Corbynism has not achieved a lasting transformation of the Labour Party. The historical role of the party and trade union bureaucracy means it necessarily has a centralising tendency - it’s not possible to democratise a mass organisation from above.
It’s the members themselves who will have to draw the conclusions that Labour’s top-down electoral organisation is not fit for purpose when fighting for lasting social change, and rebuild a movement which is committed to democratic self-organisation and workers’ struggle, whether or not the leadership supports them.
Ultimately, we would argue that a genuinely democratic, fighting socialist organisation would have to force the pro-capitalist extremists out of the PLP, and wage a militant struggle to subject the trade union bureaucracy to control by its members, over Labour policy as well as industrial action.
But in some ways the Leader's Office "left" fought the right effectively. Only very bureaucratically. They gained control of the Party apparatus and of groups like Young Labour. The problem is not them wanting to win elections - we want to win elections, too - and not just them failing to the fight the right. It is the demoralised Stalinist politics and methods of that "left".
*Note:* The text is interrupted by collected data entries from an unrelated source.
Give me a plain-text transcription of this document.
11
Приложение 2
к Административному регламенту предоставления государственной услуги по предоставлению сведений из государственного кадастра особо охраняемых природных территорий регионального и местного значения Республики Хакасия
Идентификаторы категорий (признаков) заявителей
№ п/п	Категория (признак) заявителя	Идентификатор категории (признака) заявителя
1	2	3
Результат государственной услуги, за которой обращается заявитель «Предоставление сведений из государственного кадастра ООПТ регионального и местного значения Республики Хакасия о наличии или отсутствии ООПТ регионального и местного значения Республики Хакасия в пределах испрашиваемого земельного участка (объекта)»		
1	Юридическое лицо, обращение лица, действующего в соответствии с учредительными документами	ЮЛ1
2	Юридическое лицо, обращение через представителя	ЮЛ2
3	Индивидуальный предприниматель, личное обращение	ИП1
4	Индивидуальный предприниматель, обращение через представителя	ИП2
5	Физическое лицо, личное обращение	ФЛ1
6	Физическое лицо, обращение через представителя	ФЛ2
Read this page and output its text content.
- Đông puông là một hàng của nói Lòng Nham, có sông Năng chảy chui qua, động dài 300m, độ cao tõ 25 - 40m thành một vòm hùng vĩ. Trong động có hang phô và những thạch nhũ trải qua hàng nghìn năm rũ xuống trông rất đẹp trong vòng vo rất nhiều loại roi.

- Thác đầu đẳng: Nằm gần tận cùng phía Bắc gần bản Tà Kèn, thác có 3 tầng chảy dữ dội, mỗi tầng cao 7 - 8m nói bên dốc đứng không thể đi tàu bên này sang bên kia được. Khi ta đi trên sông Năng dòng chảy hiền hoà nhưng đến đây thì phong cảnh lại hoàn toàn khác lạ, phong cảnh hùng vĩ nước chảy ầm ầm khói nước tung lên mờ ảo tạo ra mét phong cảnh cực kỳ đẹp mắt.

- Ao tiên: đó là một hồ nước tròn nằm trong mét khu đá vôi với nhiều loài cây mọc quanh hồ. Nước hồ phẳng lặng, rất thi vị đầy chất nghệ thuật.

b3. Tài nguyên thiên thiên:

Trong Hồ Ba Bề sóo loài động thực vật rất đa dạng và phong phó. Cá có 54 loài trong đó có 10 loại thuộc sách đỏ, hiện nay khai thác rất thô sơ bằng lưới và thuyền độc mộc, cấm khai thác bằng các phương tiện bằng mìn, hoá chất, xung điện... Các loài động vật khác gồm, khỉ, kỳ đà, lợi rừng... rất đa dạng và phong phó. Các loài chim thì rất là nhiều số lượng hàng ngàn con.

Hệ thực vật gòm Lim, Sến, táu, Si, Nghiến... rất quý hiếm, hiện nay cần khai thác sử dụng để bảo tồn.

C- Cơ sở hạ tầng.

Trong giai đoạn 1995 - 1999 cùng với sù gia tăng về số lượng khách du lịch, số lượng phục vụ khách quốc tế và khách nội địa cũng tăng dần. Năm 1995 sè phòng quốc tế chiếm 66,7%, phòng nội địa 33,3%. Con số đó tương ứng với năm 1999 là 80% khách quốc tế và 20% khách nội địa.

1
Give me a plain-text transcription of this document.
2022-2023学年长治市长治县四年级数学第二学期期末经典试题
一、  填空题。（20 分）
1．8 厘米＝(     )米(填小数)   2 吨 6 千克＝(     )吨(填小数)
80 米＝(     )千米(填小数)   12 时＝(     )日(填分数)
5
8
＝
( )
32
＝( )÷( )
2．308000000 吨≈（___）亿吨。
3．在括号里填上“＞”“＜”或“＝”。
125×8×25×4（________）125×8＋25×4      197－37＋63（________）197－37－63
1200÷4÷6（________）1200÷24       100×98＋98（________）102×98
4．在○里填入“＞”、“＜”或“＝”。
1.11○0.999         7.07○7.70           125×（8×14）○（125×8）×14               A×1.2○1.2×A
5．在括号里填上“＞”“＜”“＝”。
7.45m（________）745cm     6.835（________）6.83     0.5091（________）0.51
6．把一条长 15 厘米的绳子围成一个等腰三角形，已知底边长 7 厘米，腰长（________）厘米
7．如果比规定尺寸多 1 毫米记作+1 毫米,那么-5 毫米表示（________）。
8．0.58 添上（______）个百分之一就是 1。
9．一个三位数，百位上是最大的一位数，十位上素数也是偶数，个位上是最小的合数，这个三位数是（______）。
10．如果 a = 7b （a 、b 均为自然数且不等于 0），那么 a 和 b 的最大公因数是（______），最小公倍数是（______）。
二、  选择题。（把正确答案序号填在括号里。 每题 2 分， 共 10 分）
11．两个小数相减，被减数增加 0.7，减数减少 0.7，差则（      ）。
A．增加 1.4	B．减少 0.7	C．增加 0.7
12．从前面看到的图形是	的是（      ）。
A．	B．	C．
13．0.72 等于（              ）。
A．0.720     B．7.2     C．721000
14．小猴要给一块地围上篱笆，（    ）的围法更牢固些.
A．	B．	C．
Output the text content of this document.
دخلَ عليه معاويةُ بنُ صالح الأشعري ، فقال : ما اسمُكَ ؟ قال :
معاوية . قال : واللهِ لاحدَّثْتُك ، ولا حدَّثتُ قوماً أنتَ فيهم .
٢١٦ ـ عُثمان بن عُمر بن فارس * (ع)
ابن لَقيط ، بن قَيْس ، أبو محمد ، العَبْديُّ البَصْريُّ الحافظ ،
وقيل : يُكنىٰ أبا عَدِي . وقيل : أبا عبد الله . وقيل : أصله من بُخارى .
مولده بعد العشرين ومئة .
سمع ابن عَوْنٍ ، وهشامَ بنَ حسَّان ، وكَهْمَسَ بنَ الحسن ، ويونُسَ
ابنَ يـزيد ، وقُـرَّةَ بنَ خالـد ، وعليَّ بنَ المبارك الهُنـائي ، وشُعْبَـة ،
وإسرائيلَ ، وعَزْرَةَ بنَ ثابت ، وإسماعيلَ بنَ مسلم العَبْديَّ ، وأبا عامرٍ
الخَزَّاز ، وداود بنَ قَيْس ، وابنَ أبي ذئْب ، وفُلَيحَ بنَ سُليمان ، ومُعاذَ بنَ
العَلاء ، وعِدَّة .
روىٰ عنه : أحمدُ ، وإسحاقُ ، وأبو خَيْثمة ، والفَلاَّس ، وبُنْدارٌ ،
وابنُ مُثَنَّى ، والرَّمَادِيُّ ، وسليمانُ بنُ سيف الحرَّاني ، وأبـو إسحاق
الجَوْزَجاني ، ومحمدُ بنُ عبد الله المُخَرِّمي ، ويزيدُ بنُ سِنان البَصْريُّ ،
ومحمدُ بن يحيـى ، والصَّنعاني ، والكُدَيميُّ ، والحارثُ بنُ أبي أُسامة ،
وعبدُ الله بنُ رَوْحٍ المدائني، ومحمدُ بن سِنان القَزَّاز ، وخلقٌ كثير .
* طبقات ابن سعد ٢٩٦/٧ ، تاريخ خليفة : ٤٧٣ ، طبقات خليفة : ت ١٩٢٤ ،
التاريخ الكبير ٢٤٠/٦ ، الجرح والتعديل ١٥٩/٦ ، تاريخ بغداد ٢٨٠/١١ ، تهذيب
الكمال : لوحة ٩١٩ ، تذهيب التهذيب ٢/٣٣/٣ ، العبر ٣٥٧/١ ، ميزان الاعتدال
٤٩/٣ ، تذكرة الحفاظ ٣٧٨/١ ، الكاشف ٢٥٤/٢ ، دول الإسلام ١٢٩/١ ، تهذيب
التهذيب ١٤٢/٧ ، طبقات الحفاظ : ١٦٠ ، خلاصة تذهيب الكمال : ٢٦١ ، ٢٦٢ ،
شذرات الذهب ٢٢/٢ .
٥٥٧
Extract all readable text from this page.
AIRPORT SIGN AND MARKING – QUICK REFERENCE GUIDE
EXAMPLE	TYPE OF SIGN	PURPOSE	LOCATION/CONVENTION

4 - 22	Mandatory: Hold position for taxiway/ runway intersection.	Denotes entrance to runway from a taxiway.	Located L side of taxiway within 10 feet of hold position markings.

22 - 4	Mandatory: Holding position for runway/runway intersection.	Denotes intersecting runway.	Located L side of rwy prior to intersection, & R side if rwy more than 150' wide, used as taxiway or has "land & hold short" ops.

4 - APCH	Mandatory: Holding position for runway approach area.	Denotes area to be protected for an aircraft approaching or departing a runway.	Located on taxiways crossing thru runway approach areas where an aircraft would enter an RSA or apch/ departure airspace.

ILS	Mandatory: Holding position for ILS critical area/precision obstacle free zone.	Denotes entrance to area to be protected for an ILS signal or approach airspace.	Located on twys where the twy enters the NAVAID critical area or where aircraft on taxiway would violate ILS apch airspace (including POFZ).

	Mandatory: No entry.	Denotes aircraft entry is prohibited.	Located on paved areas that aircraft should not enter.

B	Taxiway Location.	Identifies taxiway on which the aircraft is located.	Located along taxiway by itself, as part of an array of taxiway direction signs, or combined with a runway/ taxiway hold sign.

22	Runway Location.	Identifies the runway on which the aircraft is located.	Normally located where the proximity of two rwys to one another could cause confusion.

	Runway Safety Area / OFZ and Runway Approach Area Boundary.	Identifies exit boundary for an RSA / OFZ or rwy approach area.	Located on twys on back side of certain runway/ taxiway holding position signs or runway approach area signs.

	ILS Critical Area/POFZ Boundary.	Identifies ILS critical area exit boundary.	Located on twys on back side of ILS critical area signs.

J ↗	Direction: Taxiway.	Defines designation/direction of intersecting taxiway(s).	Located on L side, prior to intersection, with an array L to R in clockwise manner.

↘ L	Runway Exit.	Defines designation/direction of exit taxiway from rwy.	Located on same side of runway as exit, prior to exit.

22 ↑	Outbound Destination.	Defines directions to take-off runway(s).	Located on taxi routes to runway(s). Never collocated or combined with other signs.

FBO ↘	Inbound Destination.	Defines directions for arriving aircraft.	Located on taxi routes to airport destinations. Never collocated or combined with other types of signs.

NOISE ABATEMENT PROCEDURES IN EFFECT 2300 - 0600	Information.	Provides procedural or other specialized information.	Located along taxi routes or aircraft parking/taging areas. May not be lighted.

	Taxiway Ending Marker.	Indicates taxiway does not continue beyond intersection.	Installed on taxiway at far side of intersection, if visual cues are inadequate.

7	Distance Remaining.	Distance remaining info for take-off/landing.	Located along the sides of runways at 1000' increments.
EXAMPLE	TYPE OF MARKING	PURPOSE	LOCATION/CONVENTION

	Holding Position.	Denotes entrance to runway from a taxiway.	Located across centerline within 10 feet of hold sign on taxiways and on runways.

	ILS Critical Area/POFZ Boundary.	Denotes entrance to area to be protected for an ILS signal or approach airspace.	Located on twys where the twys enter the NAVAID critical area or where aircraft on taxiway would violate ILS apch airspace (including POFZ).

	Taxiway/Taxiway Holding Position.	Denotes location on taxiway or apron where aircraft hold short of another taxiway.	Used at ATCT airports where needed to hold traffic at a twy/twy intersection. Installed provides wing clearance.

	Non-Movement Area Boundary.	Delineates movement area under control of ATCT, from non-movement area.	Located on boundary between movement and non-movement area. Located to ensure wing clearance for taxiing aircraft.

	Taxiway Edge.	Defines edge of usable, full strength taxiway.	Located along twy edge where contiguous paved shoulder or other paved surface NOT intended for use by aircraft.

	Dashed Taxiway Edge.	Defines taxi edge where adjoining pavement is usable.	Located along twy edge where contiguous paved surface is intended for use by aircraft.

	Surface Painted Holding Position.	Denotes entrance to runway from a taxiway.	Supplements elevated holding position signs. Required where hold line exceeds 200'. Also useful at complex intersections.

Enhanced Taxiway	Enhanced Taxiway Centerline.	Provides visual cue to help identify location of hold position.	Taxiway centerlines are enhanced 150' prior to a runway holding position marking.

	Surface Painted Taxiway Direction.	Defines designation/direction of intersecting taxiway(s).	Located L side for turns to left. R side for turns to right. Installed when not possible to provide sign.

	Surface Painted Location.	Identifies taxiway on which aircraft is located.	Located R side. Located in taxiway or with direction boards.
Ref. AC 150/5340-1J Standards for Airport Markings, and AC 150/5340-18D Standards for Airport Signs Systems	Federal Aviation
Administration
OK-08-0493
Of course we oppose the CPB’s British Road to Socialism, their accommodation to Russian and Chinese imperialism, support for counter-revolutionary dictatorships like Assad’s, and acknowledge their politics and method have influenced parts of the Labour left for decades.
However, the AWL mistakes the symptom for the cause. British Stalinism has adapted politically, if not organisationally, to British reformism; the political strategy of the trade union bureaucracy and their representatives in the Labour Party. Your question implies that if the Stalinists at the core of the Labour Party apparatus were replaced with run-of-the-mill left reformists, the path to socialism would be clearer, when in reality equally large obstacles would remain. Constantly obsessing over the threat of Stalinism is a poor substitute for the fight against the political and organisational hegemony of reformism within the British working class.
It’s politically illiterate to characterise ‘Stalinism’ as simply bureaucratic, unprincipled or even violent attitude towards political opponents. Such methods are a fact of political life from student unions to national parliaments. For Trotskyists, Stalinism represented the degeneration of Bolshevism through the adoption of the theory of socialism in one country. Internationally, this meant Stalinist parties adopting the Menshevik ‘stages’ programme instead of the theory of permanent revolution advocated by Trotsky and Lenin. Thus, although the Stalinists talk a lot more about ‘socialism’, in reality their programme, the British Road to Socialism, is a reformist programme of state capitalist development within the confines of the British imperialist state.
So, while it is a left variant of reformism, and some notable members of the CP were influential in Corbyn’s office, socialists should not lose sight of the fact that the main obstacle to socialist advance within the labour movement is the thoroughly non-Stalinist trade union and Labour party bureaucracy and the reformist ideology of a peaceful, parliamentary road to socialism.